Fans in the 1970s watched Star Trek on small TVs and often in black-and-white. 

Linda MacDonald, for example, only had monochrome Trek at home, but at the convention “the episodes were giant, they were in colour, and there were all kinds of people loving it, instead of criticizing me for watching it and trying to get me to come to dinner.”

A screencap from the Star Trek episode The Devil in the Dark, with half in colour and half in black and white, to illustrate the contrast between monochrome and colour episodes.

Acquiring those episodes, however, was a dodgy process. The convention organizers had to rent them from a collector who was not authorized to even possess them.

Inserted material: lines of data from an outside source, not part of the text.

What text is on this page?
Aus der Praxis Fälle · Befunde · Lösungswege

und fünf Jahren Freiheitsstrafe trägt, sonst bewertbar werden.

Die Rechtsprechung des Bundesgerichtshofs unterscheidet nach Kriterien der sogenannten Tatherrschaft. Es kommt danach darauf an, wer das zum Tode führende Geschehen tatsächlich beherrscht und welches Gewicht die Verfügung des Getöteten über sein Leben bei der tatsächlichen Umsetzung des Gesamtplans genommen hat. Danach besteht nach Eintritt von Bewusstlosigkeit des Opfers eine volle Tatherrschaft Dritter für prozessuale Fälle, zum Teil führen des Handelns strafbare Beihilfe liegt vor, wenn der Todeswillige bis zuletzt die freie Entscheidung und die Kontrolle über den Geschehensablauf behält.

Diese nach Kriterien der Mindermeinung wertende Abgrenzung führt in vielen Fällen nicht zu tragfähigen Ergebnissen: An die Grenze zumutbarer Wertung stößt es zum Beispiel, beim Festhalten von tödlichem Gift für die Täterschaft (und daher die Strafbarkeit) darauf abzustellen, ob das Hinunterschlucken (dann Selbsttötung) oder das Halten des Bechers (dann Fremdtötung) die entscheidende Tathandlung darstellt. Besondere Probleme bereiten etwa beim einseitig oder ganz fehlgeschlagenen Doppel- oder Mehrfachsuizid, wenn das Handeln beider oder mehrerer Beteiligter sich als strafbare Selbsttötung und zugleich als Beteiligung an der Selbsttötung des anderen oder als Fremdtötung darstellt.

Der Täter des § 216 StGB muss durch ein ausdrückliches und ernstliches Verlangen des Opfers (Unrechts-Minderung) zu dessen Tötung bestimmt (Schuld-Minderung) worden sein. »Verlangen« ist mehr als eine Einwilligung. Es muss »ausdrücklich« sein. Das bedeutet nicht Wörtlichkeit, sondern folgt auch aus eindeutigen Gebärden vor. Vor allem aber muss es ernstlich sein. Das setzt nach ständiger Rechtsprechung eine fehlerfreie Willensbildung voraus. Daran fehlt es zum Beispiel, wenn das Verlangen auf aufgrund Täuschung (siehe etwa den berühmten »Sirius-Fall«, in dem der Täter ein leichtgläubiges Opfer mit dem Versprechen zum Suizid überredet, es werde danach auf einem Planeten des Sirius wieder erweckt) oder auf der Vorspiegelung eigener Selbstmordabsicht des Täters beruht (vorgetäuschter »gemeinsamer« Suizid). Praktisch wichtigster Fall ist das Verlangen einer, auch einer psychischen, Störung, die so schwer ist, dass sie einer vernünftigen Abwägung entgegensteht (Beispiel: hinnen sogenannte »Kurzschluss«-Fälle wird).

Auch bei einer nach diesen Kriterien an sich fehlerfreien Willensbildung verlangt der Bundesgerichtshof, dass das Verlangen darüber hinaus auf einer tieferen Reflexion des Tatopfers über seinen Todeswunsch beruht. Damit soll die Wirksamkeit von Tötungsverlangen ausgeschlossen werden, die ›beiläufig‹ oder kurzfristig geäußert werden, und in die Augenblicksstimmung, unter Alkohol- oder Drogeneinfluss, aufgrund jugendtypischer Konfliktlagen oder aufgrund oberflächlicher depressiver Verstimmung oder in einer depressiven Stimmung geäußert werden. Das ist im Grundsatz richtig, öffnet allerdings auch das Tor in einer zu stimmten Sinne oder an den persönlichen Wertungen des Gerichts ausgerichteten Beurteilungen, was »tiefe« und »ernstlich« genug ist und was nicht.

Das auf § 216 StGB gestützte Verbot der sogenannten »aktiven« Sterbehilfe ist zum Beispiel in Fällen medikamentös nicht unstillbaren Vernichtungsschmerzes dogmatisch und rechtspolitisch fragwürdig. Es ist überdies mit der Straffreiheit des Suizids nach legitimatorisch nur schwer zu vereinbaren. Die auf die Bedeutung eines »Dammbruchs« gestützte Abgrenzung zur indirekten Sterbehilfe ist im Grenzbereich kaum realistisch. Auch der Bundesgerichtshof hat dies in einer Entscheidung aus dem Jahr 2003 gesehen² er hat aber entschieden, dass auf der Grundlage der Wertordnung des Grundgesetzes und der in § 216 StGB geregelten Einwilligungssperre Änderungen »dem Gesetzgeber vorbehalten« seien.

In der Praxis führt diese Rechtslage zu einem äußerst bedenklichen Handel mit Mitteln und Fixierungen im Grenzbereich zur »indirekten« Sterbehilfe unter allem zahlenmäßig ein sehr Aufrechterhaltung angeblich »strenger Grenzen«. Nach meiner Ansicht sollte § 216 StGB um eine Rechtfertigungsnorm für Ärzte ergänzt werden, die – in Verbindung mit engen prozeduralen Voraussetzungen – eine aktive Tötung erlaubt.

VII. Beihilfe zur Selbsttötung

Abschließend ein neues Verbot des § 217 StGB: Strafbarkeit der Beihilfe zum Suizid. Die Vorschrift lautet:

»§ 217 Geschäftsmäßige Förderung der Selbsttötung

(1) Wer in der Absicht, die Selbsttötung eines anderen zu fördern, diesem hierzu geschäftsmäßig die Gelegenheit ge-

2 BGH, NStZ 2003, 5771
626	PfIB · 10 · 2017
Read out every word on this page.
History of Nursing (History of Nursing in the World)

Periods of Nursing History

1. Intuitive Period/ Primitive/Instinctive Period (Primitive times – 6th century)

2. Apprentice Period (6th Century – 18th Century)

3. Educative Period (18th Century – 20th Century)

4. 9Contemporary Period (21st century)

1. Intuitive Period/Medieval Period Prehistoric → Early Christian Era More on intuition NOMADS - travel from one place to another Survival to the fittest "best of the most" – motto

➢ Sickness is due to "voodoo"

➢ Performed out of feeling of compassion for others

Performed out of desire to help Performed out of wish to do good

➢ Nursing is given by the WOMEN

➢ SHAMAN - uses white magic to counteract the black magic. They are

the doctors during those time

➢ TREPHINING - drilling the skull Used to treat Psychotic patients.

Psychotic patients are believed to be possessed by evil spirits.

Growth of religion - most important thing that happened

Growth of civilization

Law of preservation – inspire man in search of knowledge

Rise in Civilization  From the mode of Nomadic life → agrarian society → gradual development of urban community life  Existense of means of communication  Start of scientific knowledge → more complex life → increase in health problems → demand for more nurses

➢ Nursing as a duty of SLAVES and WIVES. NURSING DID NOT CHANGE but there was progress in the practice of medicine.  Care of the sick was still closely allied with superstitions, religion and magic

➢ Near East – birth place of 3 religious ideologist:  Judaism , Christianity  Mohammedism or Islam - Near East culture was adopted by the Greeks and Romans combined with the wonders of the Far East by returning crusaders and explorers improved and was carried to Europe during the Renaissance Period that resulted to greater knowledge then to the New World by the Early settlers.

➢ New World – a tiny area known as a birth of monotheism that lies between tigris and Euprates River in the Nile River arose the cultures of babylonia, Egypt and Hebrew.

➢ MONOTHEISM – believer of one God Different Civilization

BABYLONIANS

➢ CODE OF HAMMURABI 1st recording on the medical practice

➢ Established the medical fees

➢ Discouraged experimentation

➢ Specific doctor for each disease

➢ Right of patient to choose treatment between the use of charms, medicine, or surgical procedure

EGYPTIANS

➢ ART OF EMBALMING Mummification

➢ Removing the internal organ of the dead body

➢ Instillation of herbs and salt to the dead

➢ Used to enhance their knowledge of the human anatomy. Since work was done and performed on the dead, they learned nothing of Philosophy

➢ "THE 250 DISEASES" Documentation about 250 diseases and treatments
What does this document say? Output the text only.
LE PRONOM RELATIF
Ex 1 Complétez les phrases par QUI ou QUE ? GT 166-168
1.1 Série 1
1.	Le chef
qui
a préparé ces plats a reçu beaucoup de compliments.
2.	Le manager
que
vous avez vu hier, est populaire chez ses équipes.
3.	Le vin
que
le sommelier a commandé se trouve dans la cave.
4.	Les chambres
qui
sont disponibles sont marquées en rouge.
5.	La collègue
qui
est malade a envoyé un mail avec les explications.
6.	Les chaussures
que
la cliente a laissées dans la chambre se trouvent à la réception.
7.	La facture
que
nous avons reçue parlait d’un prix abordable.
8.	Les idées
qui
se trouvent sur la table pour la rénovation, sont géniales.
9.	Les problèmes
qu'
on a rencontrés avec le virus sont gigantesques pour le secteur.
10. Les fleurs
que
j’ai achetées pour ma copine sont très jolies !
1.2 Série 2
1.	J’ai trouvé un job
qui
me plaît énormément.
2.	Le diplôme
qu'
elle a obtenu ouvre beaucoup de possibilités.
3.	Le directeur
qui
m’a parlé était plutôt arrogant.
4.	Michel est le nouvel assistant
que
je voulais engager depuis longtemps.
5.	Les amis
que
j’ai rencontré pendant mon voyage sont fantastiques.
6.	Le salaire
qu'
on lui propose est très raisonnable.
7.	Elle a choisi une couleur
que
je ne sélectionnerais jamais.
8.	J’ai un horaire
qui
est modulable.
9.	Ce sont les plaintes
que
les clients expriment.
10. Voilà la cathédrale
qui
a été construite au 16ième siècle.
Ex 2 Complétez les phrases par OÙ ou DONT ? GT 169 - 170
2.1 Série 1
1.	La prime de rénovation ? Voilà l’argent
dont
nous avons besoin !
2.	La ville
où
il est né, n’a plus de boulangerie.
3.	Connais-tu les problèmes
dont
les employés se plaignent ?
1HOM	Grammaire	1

“Back in those days, we couldn’t officially get Star Trek episodes from Paramount,” said Peter McGarvey, who helped organize all the screened content. “They would not provide them unless you bought the entire syndication [package] and that was prohibitively expensive. So, conventions depended on collectors who happened to have episodes. There were a lot of 16mm prints floating around, because TV stations had held on to them. We got a bunch of episodes from a collector.”

And the collector who supplied both the episodes and the infamous Star Trek blooper reel demanded that only one title at a time could be on the convention floor; the rest had to be secured in a room upstairs. 

“The episodes were locked up in the room I shared with Peter McGarvey,” said projectionist Keith Williams. “I was either playing the episodes or putting on the blooper reel and then racing back to the room to change the episode for a new one. I showed one at a time. The person who supplied them set those rules.”

A screencap from the Star Trek bloopers featuring actor Madlyn Rhue sticking out her tongue while filming Space Seed.

The convention program listed the films but did not include the names of any episodes and made no mention at all of the blooper reel. This was, McGarvey told me, an attempt to avoid hassles with Paramount. It did not work. The studio sent its lawyers to threaten Debra Pearse Hartery, the daughter of convention organizer Elizabeth Pearse, with actual jail time. 

I went down to the airport to pick up the blooper reels. They were sent from Los Angeles and when they needed someone to pick them up, I was the idiot who signed for them at Customs. 

Then I got a phone call on the Monday (after the convention) from Paramount Pictures, to tell me I was in deep trouble because I had pirated films. They had proof that I had picked them up at Customs. 

Man, did I get in trouble! The lawyer was yelling at me and then he said, ‘What are you going to do — come in here in your little skirt and wiggle your ass and make everything okay?’ Paramount was pissed and they were quite rude to me, because I refused to tell them who had shipped them to me. They kept calling and they wanted me to come in and talk to a lawyer. I was terrified for a few days. I really was. Paramount was going to jump all over me, to make a point. They actually used the words ‘jail time.’ 

I had to get my mother to fix that, with all the people she knew. She called (author) Lester del Rey, because he was friends with Gene Roddenberry. Later, I got a call saying I was fine. I had never been so relieved in my life. I was really scared.

The bloopers are easy to watch today, although the copies that are out there look a little rough after years of screenings.